How about for larger matrices?

The performance is 2x better in 0.6 with a 10000x10000 sized matrix. That doesn’t do me any good though, as I need to solve many smaller matrix problems.

How does this compare?

```
@btime LinAlg.generic_lufact!(copy(a), Val{true}) \ b
```

Try on nightly or rc2, there was a little issue with ccall lowering that Jeff just fixed.

Doing it this way

```
@btime LinAlg.generic_lufact!(copy(a), Val{true}) \ b
```

v0.5 is 3x slower and v0.6 is 2-3x faster; they have about the same run-time. I never got through the larger matrix test; it was taking too long.

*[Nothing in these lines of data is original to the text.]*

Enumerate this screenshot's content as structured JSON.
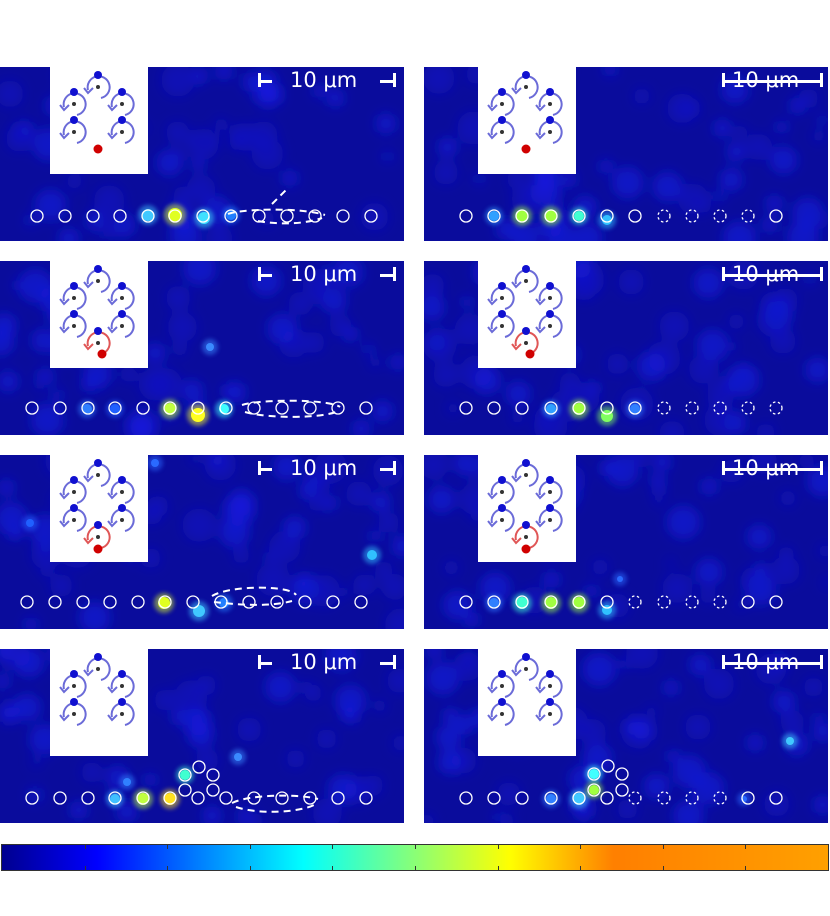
{
  "figure": {
    "scale_label": "10 μm"
  },
  "panels": [
    {
      "id": "r1c1",
      "col": 0,
      "row": 0,
      "variant": "a"
    },
    {
      "id": "r1c2",
      "col": 1,
      "row": 0,
      "variant": "a"
    },
    {
      "id": "r2c1",
      "col": 0,
      "row": 1,
      "variant": "b"
    },
    {
      "id": "r2c2",
      "col": 1,
      "row": 1,
      "variant": "b"
    },
    {
      "id": "r3c1",
      "col": 0,
      "row": 2,
      "variant": "c"
    },
    {
      "id": "r3c2",
      "col": 1,
      "row": 2,
      "variant": "c"
    },
    {
      "id": "r4c1",
      "col": 0,
      "row": 3,
      "variant": "d"
    },
    {
      "id": "r4c2",
      "col": 1,
      "row": 3,
      "variant": "d"
    }
  ],
  "colors": {
    "background_field": "#0a0c9c",
    "ring_outline": "#ffffff",
    "inset_blue_arrow": "#6b6bd8",
    "inset_red_arrow": "#e05656",
    "inset_red_dot": "#d00000",
    "inset_blue_dot": "#1010d0"
  },
  "colorbar": {
    "colormap": "jet",
    "tick_count": 10
  }
}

I tried rc2 – no improvement.

The fact that large matrices are faster and “small” matrices are slower (90 x 90 is way larger than the ccall overhead could explain for) strongly suggests there is a difference in the build configuration of the lapack library.

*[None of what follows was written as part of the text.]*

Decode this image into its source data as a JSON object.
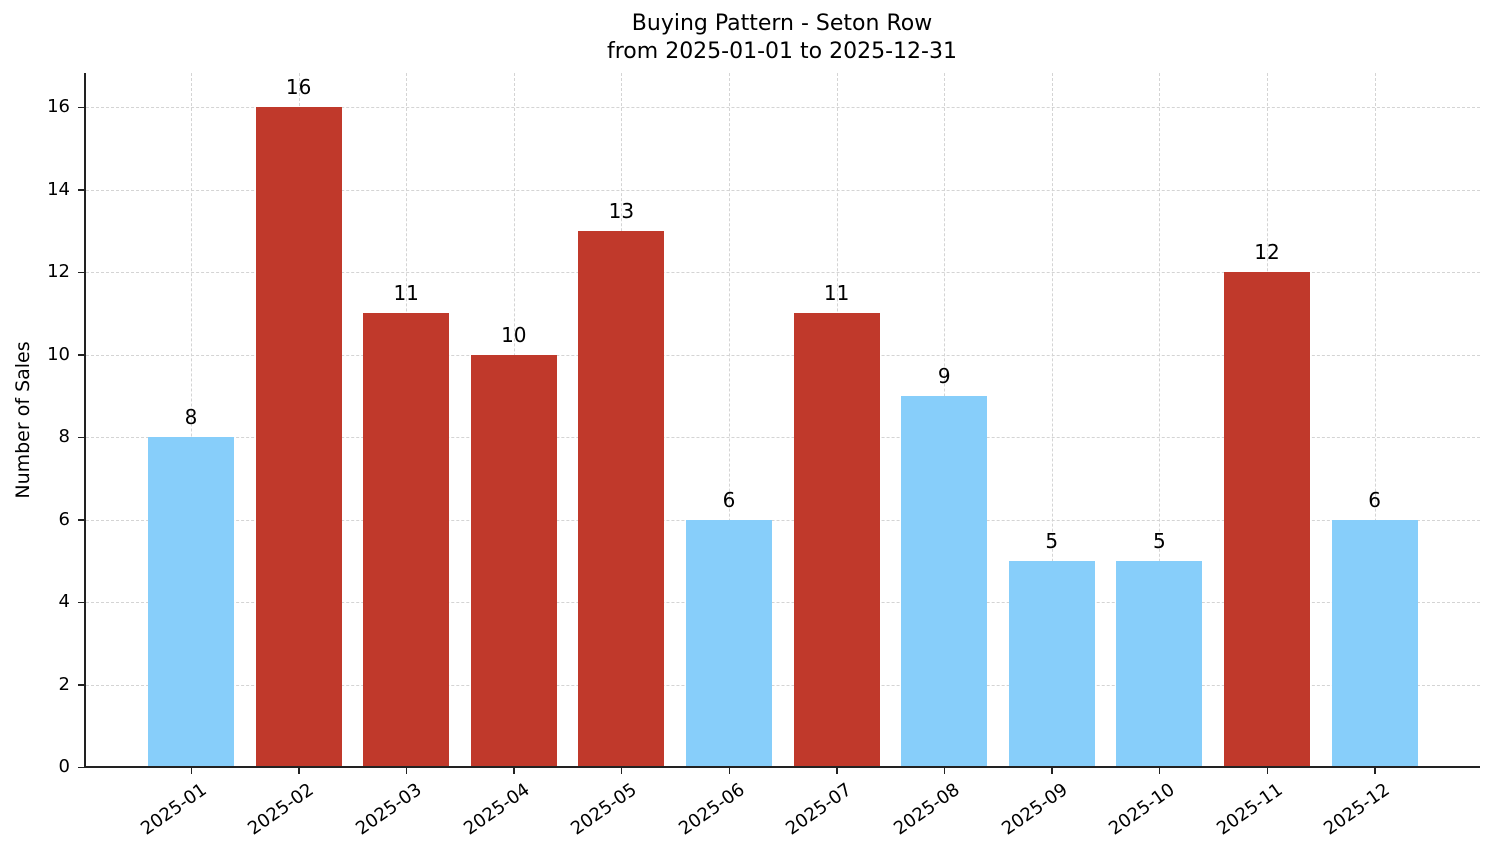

For some reason, I didn’t get an email notification of your post. For what it’s worth, here’s my Make.user. There are no other configuration changes. I installed a second version of cygwin just for this build that has only the packages required.

```
XC_HOST = x86_64-w64-mingw32
USE_GPL_LIBS = 0
MARCH = native
```

If someone can point me to the relevant file(s), I can poke around and maybe narrow the problem down.